Again, this is a recording: Terrier, like so many others, was great. Open, refreshing, gregarious, great to deal with, always had a smile and, yes, the raw copy was raw. But, hell, it was Mike T. Those were the days. Sigh.
And was he part of the mix in an RBI/mix in a salad back-and-forth or was that someone else?
The Pudge story is timeless.
5 Jim Taylor // May 18, 2008 at 2:51 PM
Hey Paul,
I finally found out about your website and have spent the weekend reading every article and posting. The seasons in the sun pieces have been a neat trip down memory lane. I knew and worked personally with everyone you wrote about including my late friend Claude Anderson. Great people and great memories.
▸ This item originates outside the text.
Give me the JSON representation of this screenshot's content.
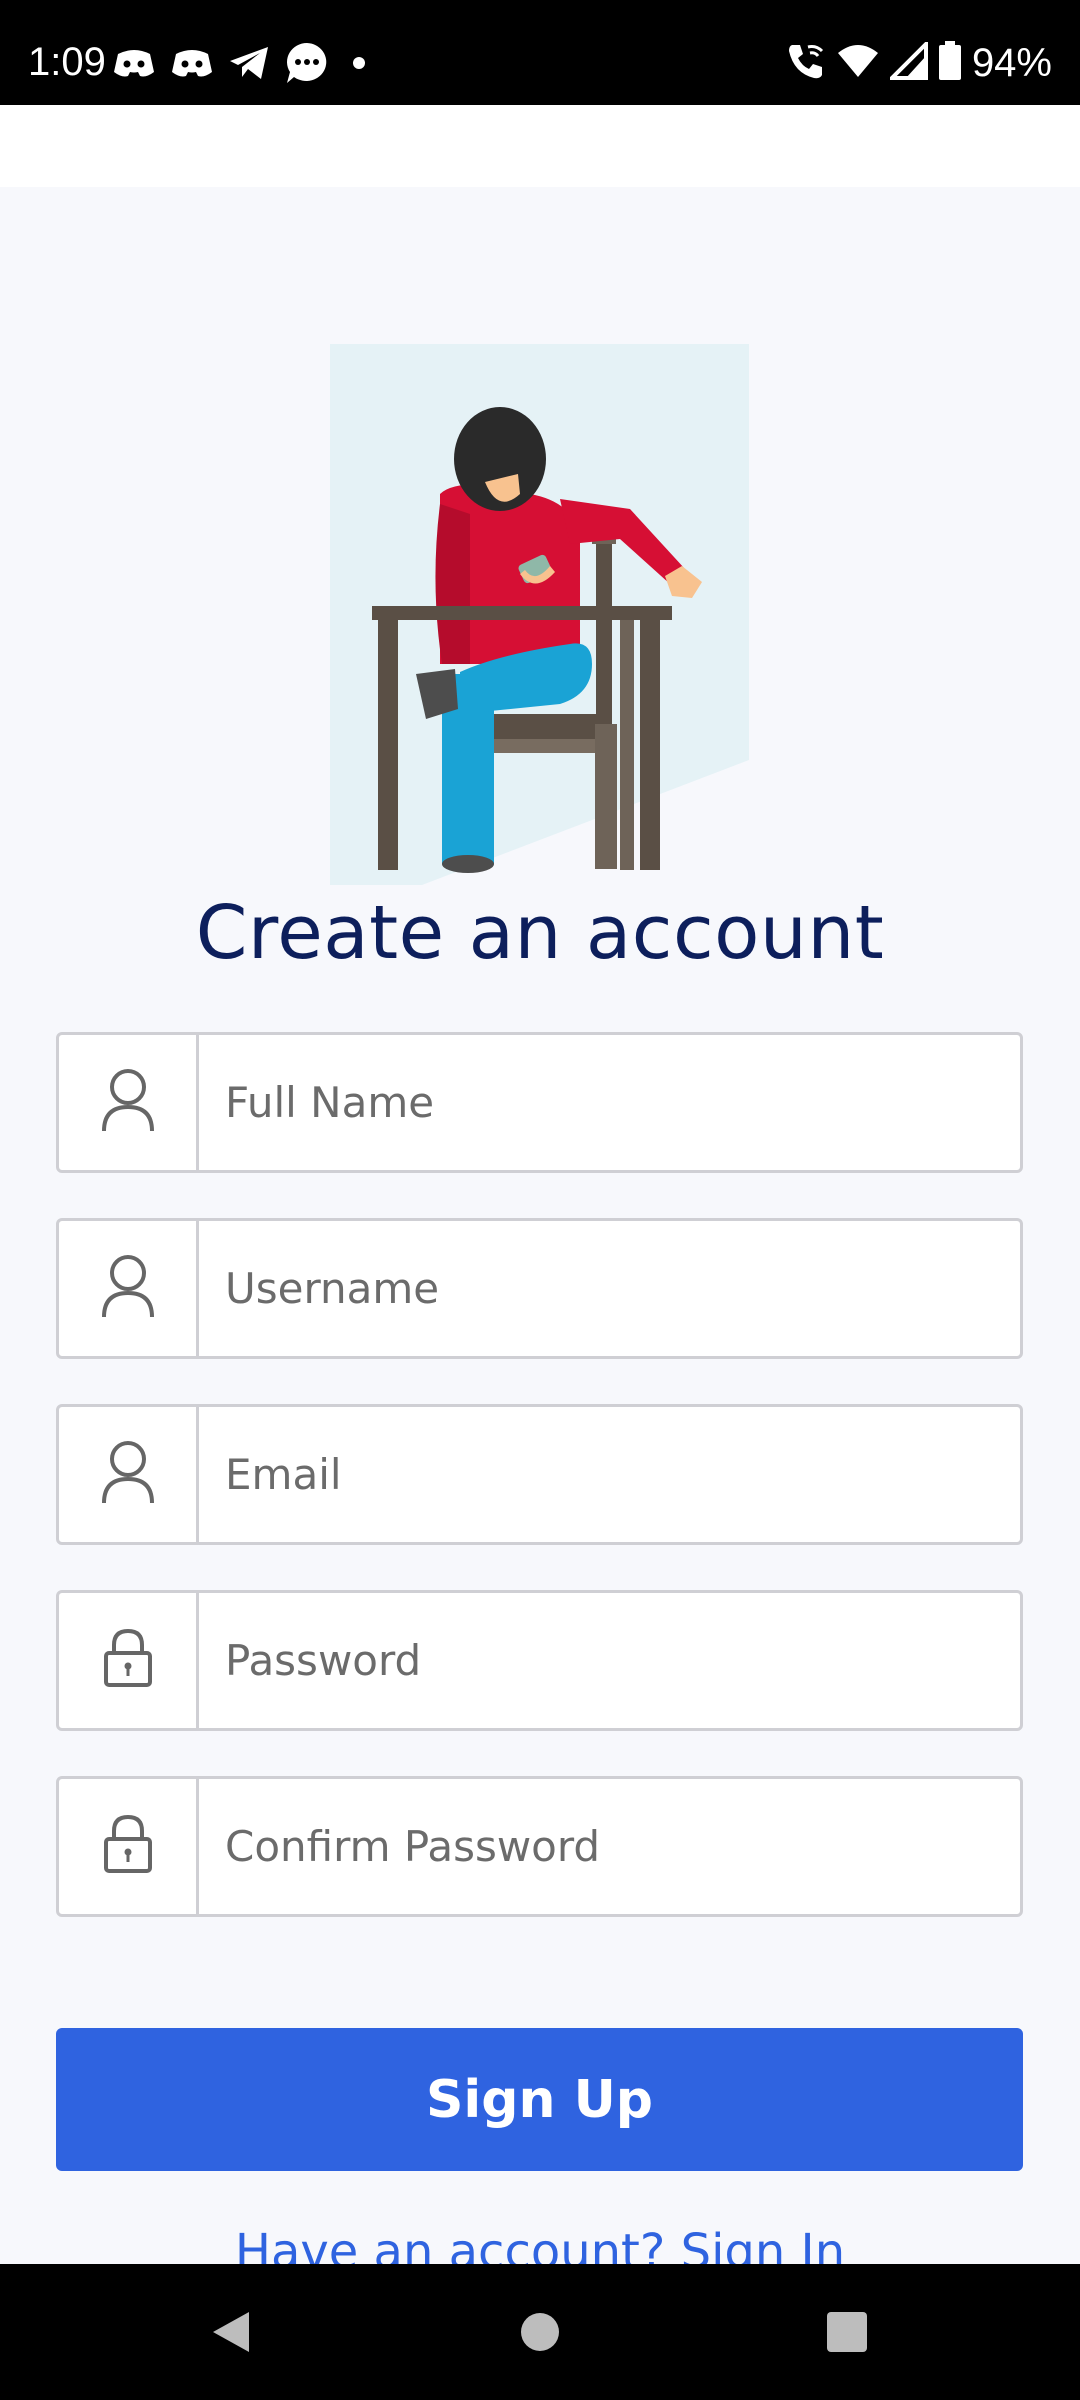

I was particularly pleased to learn the whereabouts of Vic West and saddened to learn about the passing of Katie Castator. She was a gem. My favorite memories of her were during the week of our 1984 CIF championship game vs. Agoura. I cannot believe what has become of the newspaper we once could not wait to get up and read cover to cover. I was shocked to find out that you were gone and the circumstances surrounding it. The experiences you have had and have written about and the people you have touched i.e. all those in seasons in the sun give credence to your knowledge and expertise in covering sports in the inland empire. I appreciate all you have done for our area and the professional relationship we enjoyed all those years I was Head Football Coach and A.D. at Yucaipa. Every generation has it memories of the “good old days” but I become more convinced daily that our good old days really were the “good old days. I will continue to read your musings each day now that I have found it and I hope to see you out and around covering sports again soon.